Representantes da MFG Agropecuária compartilharam experiências sobre o uso da rastreabilidade na rotina operacional e na valorização comercial. Maryele Rodrigues relatou que a tecnologia contribuiu de forma direta para a profissionalização dos processos internos. “Depois que você aprende a trabalhar com o que é bom e organizado, você quer isso para todas as áreas. A mudança de gestão é muito palpável, então, não deixe para a última hora”, comentou.
Além de melhorar a gestão e assegurar conformidade sanitária, o rastreamento individual passou a ser reconhecido como um diferencial financeiro. Renan Coleta, também da MFG Agropecuária, informou que a empresa remunera os produtores por arroba rastreada. “Desde 2009, pagamos premiação por arroba rastreada. Observamos que o produtor que rastreia entrega mais resultado”, relatou.
Com a entrada em vigor do EUDR, a rastreabilidade passa a ter importância decisiva no acesso ao mercado europeu. O regulamento determina que os exportadores comprovem que a produção é livre de desmatamento e associada a práticas sustentáveis. Para atender a essas exigências, será necessário fornecer informações detalhadas sobre a origem e o histórico de criação dos animais. A MBPS defende que esse processo, além de necessário, pode contribuir para o reposicionamento da pecuária brasileira como referência internacional em produção responsável.
Outro ponto enfatizado pelos participantes é que a rastreabilidade não é restrita a grandes propriedades. A adoção vem crescendo também entre pequenos e médios produtores, com o apoio de cooperativas, consultorias especializadas, plataformas digitais e serviços técnicos do Sistema Nacional de Aprendizagem Rural (SENAR). Para facilitar a implementação, diferentes modelos de rastreamento têm sido adaptados à realidade de cada região e ao nível tecnológico das fazendas.

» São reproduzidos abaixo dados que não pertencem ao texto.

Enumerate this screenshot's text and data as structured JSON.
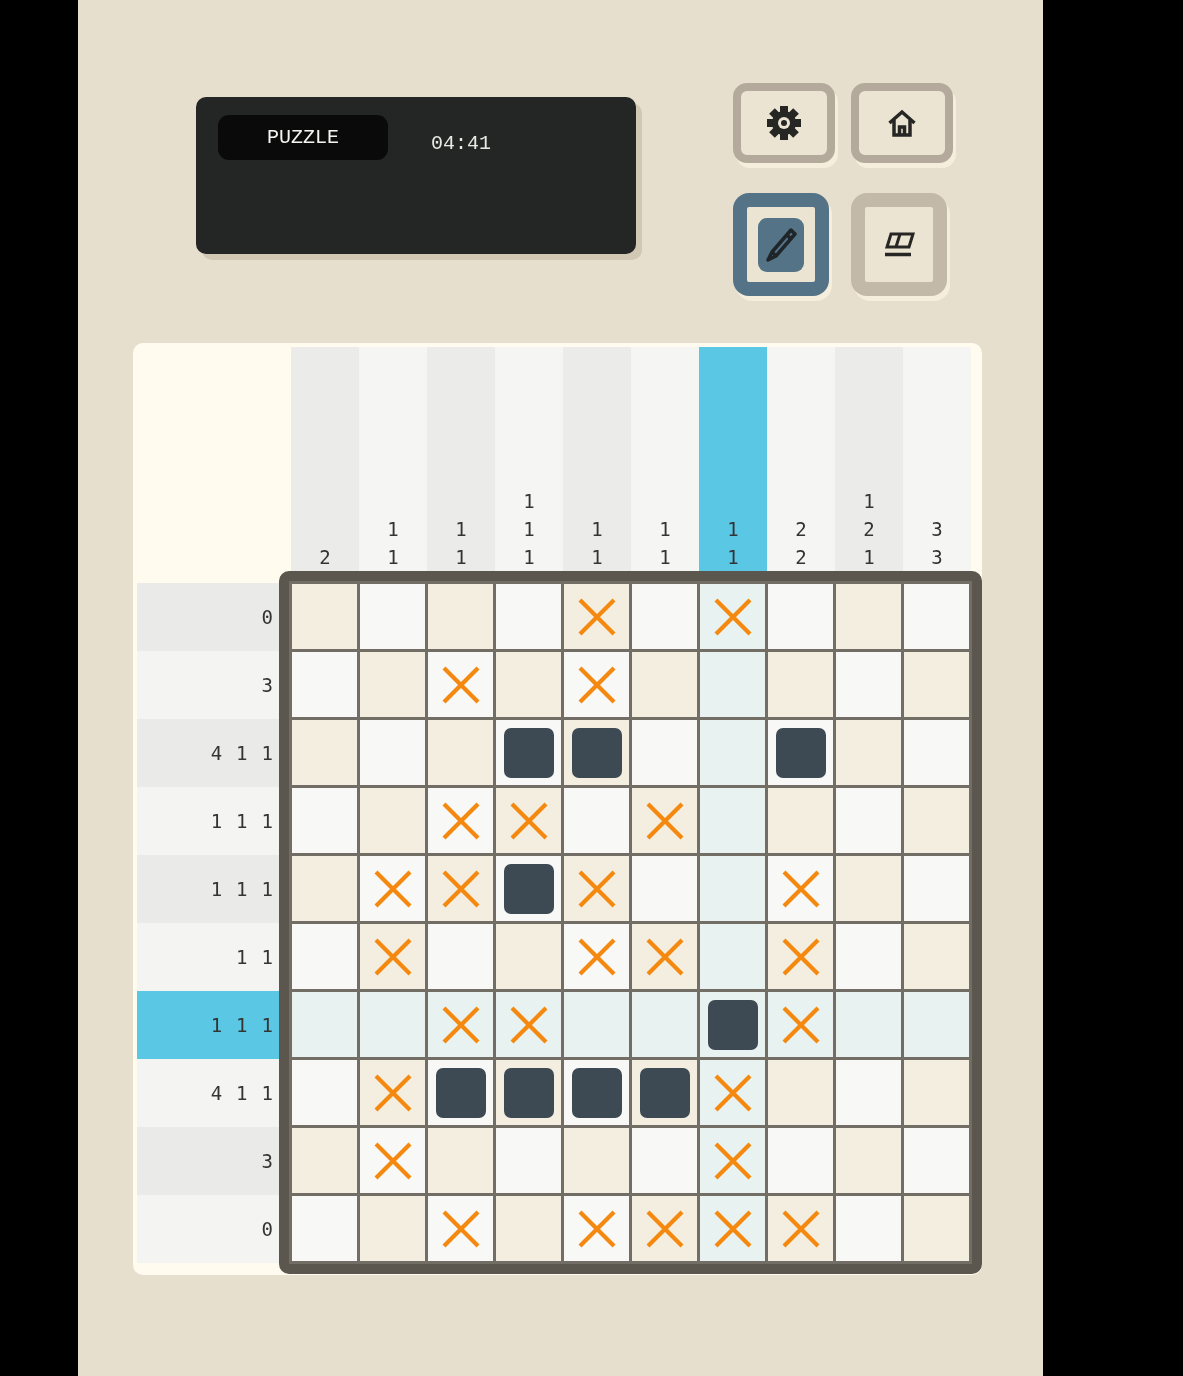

A perspectiva de acesso a linhas de crédito com juros reduzidos foi outro fator apontado como indutor da rastreabilidade. Programas como o ABC+ e o PRONAF Verde contemplam propriedades que demonstram conformidade ambiental e rastreamento individual do rebanho, reforçando a correlação entre a sustentabilidade produtiva e a competitividade financeira.
Michele Borges, gerente-executiva da MBPS, observou que a rastreabilidade é parte de uma transformação mais ampla que atinge toda a cadeia pecuária. “Esse tema deixou de ser um custo adicional para se tornar uma condição estratégica de negócios e de reputação. Os consumidores, especialmente na Europa, exigem informações claras sobre o histórico do produto”, comentou.
Para dar escala ao processo, o Grupo de Trabalho de Rastreabilidade da MBPS planeja intensificar campanhas de orientação técnica e ampliar a articulação com entidades públicas e privadas. O objetivo é fomentar a integração dos diferentes sistemas de rastreamento e garantir a transparência das informações em toda a cadeia produtiva.
Os participantes do Diálogo Inclusivo ressaltaram que, embora a adaptação às novas normas represente desafios logísticos e financeiros, a rastreabilidade se consolidou como uma ferramenta essencial para fortalecer a imagem da pecuária brasileira e criar vantagens de mercado.